Это был ее голос. Семен Иванович хотел услышать его снова, не отзывался.
— Эй! Ну хватит спать…
— А что случилось?..
Она помолчала.
— К тебе можно?
— Пожалуйста, я же не женщина…
Она помедлила немного и просунула в палатку голову.
— Конечно! Тут можно спать. А я думала, что ты мокрый совсем…
— Ты посмотри-ка! Она обо мне думала.
— Представь себе… Я сначала ночью пошла, но упала. Вся вывозилась…
Семен Иванович сел.
— Пришлось стирать. Я сегодня не спала…
— Ну, знаешь ли… — Семен Иванович не знал, что ему сказать, что сделать. Глупая девчушка с очень милым, усталым женским лицом сидела перед ним потупив взгляд.

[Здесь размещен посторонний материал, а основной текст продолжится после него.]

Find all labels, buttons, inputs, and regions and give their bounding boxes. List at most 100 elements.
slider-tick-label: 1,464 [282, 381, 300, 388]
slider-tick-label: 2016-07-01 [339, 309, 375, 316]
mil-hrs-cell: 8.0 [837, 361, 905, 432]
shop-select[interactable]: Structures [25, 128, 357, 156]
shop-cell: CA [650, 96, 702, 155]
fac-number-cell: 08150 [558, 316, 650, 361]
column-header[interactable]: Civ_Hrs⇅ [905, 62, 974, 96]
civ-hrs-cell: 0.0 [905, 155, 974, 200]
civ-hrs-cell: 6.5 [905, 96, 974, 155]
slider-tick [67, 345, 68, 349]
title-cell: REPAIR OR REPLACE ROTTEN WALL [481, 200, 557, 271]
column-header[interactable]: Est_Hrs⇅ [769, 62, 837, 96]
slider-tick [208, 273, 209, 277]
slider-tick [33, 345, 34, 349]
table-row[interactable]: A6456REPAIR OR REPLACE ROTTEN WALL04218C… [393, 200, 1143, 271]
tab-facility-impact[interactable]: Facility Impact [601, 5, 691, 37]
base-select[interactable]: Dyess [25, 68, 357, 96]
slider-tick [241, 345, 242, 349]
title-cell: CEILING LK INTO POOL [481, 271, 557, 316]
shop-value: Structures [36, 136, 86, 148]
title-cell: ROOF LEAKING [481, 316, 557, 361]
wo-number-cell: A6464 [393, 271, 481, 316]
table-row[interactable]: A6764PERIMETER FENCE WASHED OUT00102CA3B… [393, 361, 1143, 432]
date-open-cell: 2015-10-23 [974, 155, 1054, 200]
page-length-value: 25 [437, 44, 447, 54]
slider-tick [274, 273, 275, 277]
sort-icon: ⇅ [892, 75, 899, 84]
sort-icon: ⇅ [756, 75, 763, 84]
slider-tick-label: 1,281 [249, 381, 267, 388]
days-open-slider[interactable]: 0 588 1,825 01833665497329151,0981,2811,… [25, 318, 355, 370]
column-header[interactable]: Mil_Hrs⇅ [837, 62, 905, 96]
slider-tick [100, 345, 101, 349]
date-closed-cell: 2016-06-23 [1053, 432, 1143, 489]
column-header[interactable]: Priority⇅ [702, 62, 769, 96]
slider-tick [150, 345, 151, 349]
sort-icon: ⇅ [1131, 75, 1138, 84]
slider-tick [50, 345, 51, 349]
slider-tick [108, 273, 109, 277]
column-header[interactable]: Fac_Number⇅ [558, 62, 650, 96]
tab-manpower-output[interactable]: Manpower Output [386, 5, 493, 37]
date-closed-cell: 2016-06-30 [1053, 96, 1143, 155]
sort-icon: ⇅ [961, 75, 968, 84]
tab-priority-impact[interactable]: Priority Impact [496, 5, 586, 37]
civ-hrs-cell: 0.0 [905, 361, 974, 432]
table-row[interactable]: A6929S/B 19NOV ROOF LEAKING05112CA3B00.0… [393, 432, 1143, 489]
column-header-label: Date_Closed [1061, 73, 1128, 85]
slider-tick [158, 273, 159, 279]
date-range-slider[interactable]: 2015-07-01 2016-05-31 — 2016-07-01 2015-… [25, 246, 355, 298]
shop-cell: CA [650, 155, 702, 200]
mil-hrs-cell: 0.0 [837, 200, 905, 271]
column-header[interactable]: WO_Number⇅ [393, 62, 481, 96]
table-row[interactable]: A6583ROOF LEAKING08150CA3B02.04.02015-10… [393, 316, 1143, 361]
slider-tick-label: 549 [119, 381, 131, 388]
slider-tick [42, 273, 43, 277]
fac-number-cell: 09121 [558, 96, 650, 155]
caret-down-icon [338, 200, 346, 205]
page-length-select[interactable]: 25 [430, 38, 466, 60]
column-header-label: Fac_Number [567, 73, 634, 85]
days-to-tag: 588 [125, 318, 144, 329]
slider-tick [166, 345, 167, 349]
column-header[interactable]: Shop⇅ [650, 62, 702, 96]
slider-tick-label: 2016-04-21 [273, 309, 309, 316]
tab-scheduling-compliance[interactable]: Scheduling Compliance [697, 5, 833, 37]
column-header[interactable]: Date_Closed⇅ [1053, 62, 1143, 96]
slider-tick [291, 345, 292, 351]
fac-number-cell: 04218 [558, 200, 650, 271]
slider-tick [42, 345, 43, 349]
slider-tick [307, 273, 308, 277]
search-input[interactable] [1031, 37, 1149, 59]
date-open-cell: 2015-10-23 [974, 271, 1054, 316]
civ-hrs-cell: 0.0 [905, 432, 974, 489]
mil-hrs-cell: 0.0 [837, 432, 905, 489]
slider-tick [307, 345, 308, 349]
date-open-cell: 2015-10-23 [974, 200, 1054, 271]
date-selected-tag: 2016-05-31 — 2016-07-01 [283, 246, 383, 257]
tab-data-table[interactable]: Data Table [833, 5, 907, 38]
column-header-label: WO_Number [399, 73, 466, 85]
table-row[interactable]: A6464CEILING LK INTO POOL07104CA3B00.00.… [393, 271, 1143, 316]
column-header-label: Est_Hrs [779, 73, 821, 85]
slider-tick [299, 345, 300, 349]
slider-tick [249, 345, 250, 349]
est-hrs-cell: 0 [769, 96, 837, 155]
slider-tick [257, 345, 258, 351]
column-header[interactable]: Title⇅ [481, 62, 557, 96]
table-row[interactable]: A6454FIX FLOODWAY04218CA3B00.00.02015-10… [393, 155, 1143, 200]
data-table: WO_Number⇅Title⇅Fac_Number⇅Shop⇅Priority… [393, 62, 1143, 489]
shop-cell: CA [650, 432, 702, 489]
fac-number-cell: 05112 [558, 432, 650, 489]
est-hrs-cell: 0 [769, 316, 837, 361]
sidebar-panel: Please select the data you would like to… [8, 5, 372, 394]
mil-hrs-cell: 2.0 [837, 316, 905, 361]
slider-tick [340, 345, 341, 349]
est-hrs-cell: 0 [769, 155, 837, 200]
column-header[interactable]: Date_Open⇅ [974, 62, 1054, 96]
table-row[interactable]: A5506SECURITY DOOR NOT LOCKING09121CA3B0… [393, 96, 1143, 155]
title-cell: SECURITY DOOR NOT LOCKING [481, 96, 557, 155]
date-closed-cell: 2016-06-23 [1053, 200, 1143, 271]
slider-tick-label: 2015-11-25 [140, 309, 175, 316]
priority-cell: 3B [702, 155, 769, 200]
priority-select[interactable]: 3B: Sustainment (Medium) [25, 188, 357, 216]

— Да ты не воображай, что я в тебя влюбилась… Этого еще мне не хватало… Просто — интересно… Не спать всю ночь. Ты не пробовал?
— Случалось. Когда много работал.
— Хорошо, правда?! Так странно все…
— Мало хорошего! Постареешь быстро.
— Ну и что!..
Она сидела на полу, выставив ноги наружу. Семен Иванович увидел, что кеды ее промокли насквозь.
— Ну-ка, раздевайся, залазь в мешок!
— Зачем?.. — Она вздрогнула и чуть отодвинулась. Он чертыхнулся про себя: ляпнул, не подумав.
— Ты же мокрая вся! — услышал он свой чуточку неестественный голос. — Согрейся и поспи. А я высушу твою одежду.
Семен Иванович вышел на берег, разделся и, разбежавшись, бросился головой в воду. Вода была теплая, густая. Он долго плавал и нырял. Пытался даже поискать на дне рыбу, но рыбы не было.
Потом он подошел к палатке, взял ее брюки и кеды, направился к кострищу. Костер долго не разгорался, но Семен Иванович терпеливо чиркал спичку за спичкой.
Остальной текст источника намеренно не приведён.